Dans la lignée des Carnets de Paul Valéry, La petite philosophie buissonnière d’Arnaud Tripet convie à une promenade de réflexions intimes entre littérature, philosophie et spiritualité.
Des professeurs de Lettres, on a toujours une image un peu impressionnante. Erudit sur un piédestal imposant une distance respectueuse. Alors quand l’un d’entre eux publie un recueil de pensées dans un style plus personnel, cela ne peut qu’attirer l’attention. Enseignant de Littérature française à l’Université de Lausanne jusqu’en 1998 et désormais à la retraite, Arnaud Tripet dit s’être inspiré des Carnets de Paul Valéry pour écrire sa Petite philosophie buissonnière. Après plusieurs ouvrages critiques parmi lesquels Ecrivez-moi de Rome. Le mythe romain au fil du temps (Prix Mottart de l’Académie française) et des recueils de nouvelles, l’auteur propose cette fois une sorte de journal intime de ses réflexions sur des sujets variés où il souhaite «conjuguer narcissisme (dans un sens pas trop péjoratif) et sagesse (dans un sens pas trop prétentieux)».
Nul besoin d’être un connaisseur de Valéry ni même de philosophie pour se plonger dans l’ouvrage d’Arnaud Tripet. Quand nous le rencontrons d’ailleurs dans un café genevois où il a ses habitudes, c’est d’un match de foot qu’il commence par parler. Puis, sautant du coq à l’âne, il évoque la notion de sublime, le conflit israélo-palestinien, sa thèse de doctorat consacrée à Pétrarque et la connaissance de soi («On m’a reproché d’y avoir davantage parlé de moi»), ses années passées à enseigner à Chicago («Je n’ai pas aimé la vie américaine»), une histoire d’amour ou encore sa mère! Des thèmes pour la plupart évoqués dans sa Petite philosophie buissonnière, un peu à la manière «A sauts et à gambades» de Montaigne. Connaissances diverses qui ne font que refléter son intérêt pour les relations humaines en général. Même lorsque Arnaud Tripet mentionne des professeurs qu’il a côtoyés, c’est toujours par le prisme des liens noués ou non avec eux, semblant attacher une égale importance aussi bien à la somme de leurs savoirs qu’à leur personnalité.
Et c’est probablement ce qui rend sa Petite philosophie buissonnière intéressante.

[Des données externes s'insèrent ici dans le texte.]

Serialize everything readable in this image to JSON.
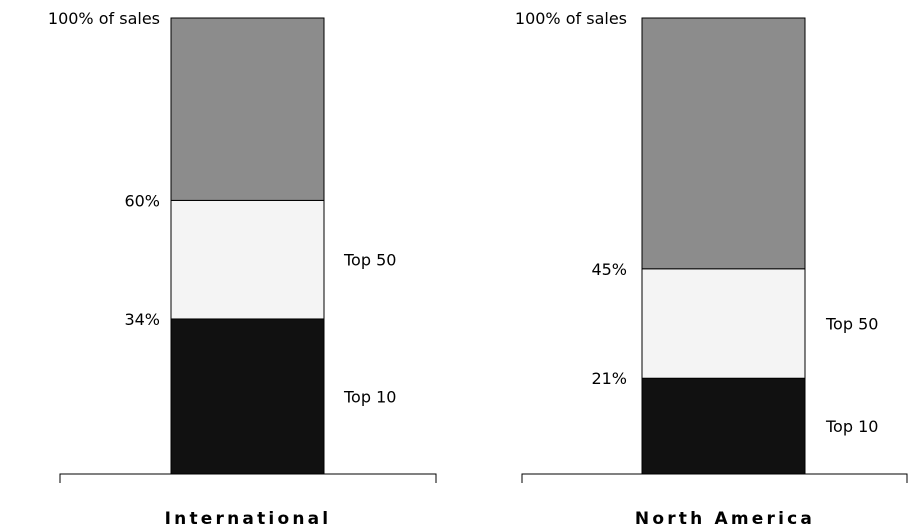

L’auteur se réfère aux figures de la littérature, de la musique, de la philosophie qui l’ont marqué et laisse aller ses pensées certes «zigzagantes à la manière de la littérature du mélange comme on aimait la pratiquer à la Renaissance». De l’érudition, indéniable, mais jamais dogmatique. Car Arnaud Tripet y met de sa personne, des instants de sa vie. Même s’ils ne sont évoqués que de manière fugace, ils suffisent à rendre l’ensemble plus abordable et plus touchant qu’un simple recueil de pensées. En bref, il y met du sentiment. Ainsi: «Dans la demi-heure qui termine Salomé, Strauss n’a rien à envier au plus grand Wagner (Tristan, Parsifal). Quand elle dit au décapité: “Tu ne m’as pas regardée, si tu m’avais regardée, tu m’aurais aimée”, je pense à la phrase quasi identique que je t’ai dite, te parlant de moi pour la première fois dans le hall de l’hôtel de Varsovie.»
A d’autres moments, l’auteur partage même d’anciennes tentatives poétiques auxquelles il s’était adonné pendant ses années à Chicago. Ou, sur une note plus légère, une série d’aphorismes et de citations plaisantes. Le parcours inclut également plusieurs pages consacrées à Rousseau, plutôt d’un point de vue sentimental.
Les lecteurs avertis trouveront sans doute dans cette Petite philosophie buissonnière «sérieuse ma non troppo» matière à débat, et les moins avertis y piocheront à leur gré des considérations pouvant servir de point de départ à leur propre cheminement personnel ou intellectuel.